Rising operating margin

The company also demonstrated its impressive efficiency by lowering selling expenses at a time when many rivals are showing much higher operating costs. As a result, operating income rose to $7.2 billion, or 16.4% of sales, compared to $6.6 billion, or 16% of sales.

LOW Operating Margin (TTM) Chart

LOW Operating Margin (TTM) data by YCharts.

Investors should look at that rising profitability as a highly bullish sign in any environment but especially at a time when so many other retailers are warning about falling margins.

Looking ahead

This outperformance gave Decker and his team confidence to affirm their wider 2022 outlook that calls for earnings growth that outpaces the 3% sales increase that executives are expecting this year.

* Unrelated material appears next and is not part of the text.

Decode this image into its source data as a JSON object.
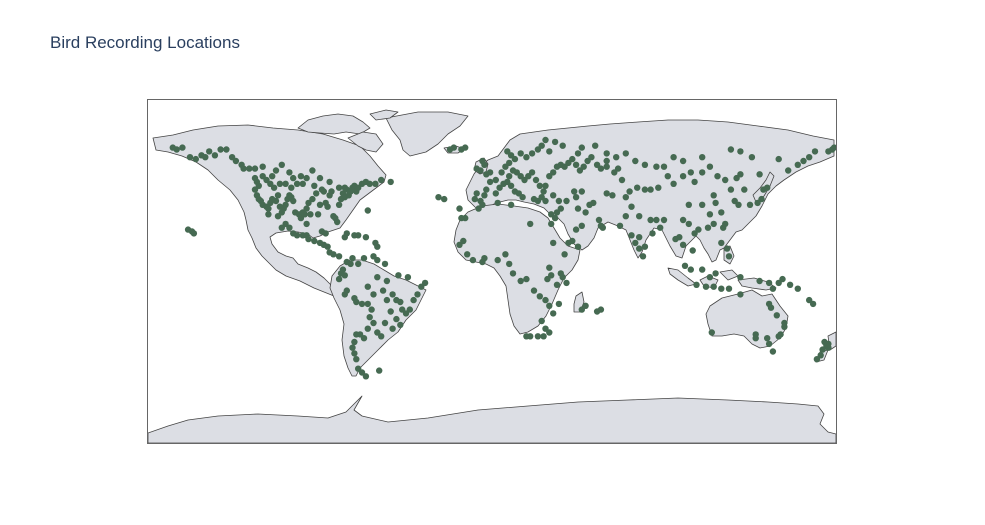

Since Home Depot aims to return around 55% of annual earnings as dividends, shareholders can feel more confident about a significant income boost ahead for 2023.

Gushing cash flow, meanwhile, likely means continued heavy spending on stock buybacks, which total $4 billion over just the last six months.

It is still possible that Home Depot will endure a harder growth slowdown in the second half of the year, especially if the housing market cools quickly. And a recession would surely reduce short-term earnings expectations for this retailing giant.

But investors should look through that noise and focus on Home Depot's bigger picture. The industry leader isn't simply growing faster than rivals. It is also profiting more from its highly efficient business. That success is bound to translate into positive shareholder returns over time.